After their second successive defeat, British media predicted that England would find it tough in the series.

india Updated: Apr 03, 2006 13:58 IST

After their second successive defeat in the one-dayers, British media predicted that it could be a long haul around India for the England team now.

Writing in The Sunday Times, Simon Wilde noted that England were treading water when it came to the one-day game and had much to do to match the likes of India.

"One-day cricket requires aggression and a lack of inhibition -- traits that are often understated in the English character," he wrote.

Citing examples, he said explosive hitting comes far more naturally to Australians or Pakistanis or Sri Lankans than it does to Englishmen.

"It is no surprise that Kevin Pietersen, England's most successful one-day batsman, learnt the game overseas. If Michael Vaughan or Ian Bell had a bit more KP in them, they might be much better one day players," Wilde wrote.

The Observer said: "There is nothing so dispiriting as losing a match that you should have won, which was the case in the first game in Delhi, or that you could have won, which was the case in the second one in Faridabad."

According to the newspaper, so far there have been almost 200 overs of cricket in this one-day series and England have been in control for about 140 of them.

However, it said England did not deserve brickbats because they were missing key players.

"An inexperienced team are straining every sinew in alien conditions; sometimes their inexperience is exposed.
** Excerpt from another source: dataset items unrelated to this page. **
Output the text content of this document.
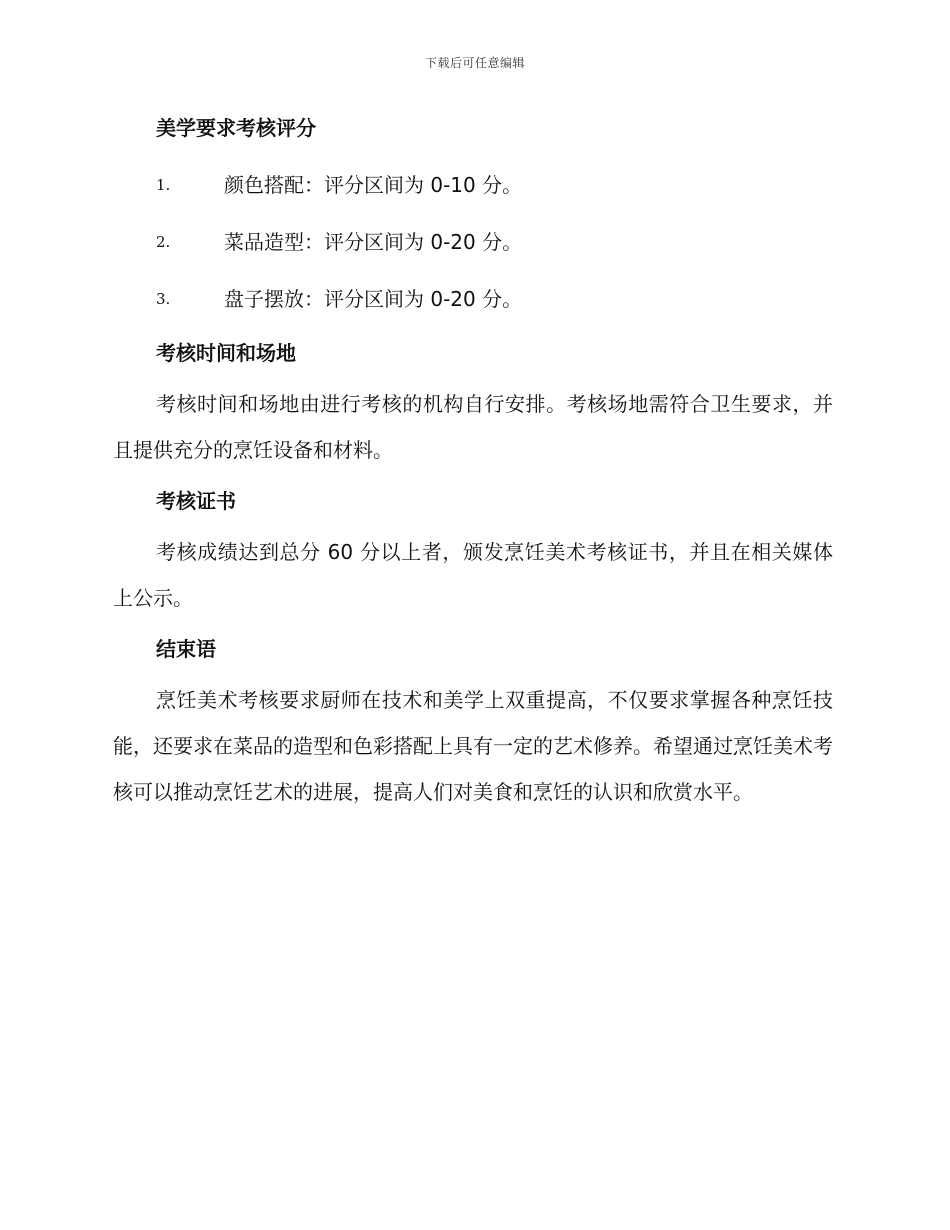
下载后可任意编辑
美学要求考核评分
1.	颜色搭配：评分区间为 0-10 分。
2.	菜品造型：评分区间为 0-20 分。
3.	盘子摆放：评分区间为 0-20 分。
考核时间和场地

考核时间和场地由进行考核的机构自行安排。考核场地需符合卫生要求，并且提供充分的烹饪设备和材料。

考核证书

考核成绩达到总分 60 分以上者，颁发烹饪美术考核证书，并且在相关媒体上公示。

结束语

烹饪美术考核要求厨师在技术和美学上双重提高，不仅要求掌握各种烹饪技能，还要求在菜品的造型和色彩搭配上具有一定的艺术修养。希望通过烹饪美术考核可以推动烹饪艺术的进展，提高人们对美食和烹饪的认识和欣赏水平。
Too much depends on the key men, Flintoff and Kevin Pietersen. And the team are not quite sure how to win.

"So England do not deserve many brickbats for their efforts so far, but it is debatable whether they are making the most of their resources."

The newspaper was critical of England playing two wicketkeepers and questioned the wisdom of asking keeper-batsman Matt Prior to open the innings.

It said in Faridabad another spinner - Gareth Batty - would have given Flintoff's side a better chance of victory.

"At Faridabad England were either being obstinate or they misread the pitch," the newspaper said.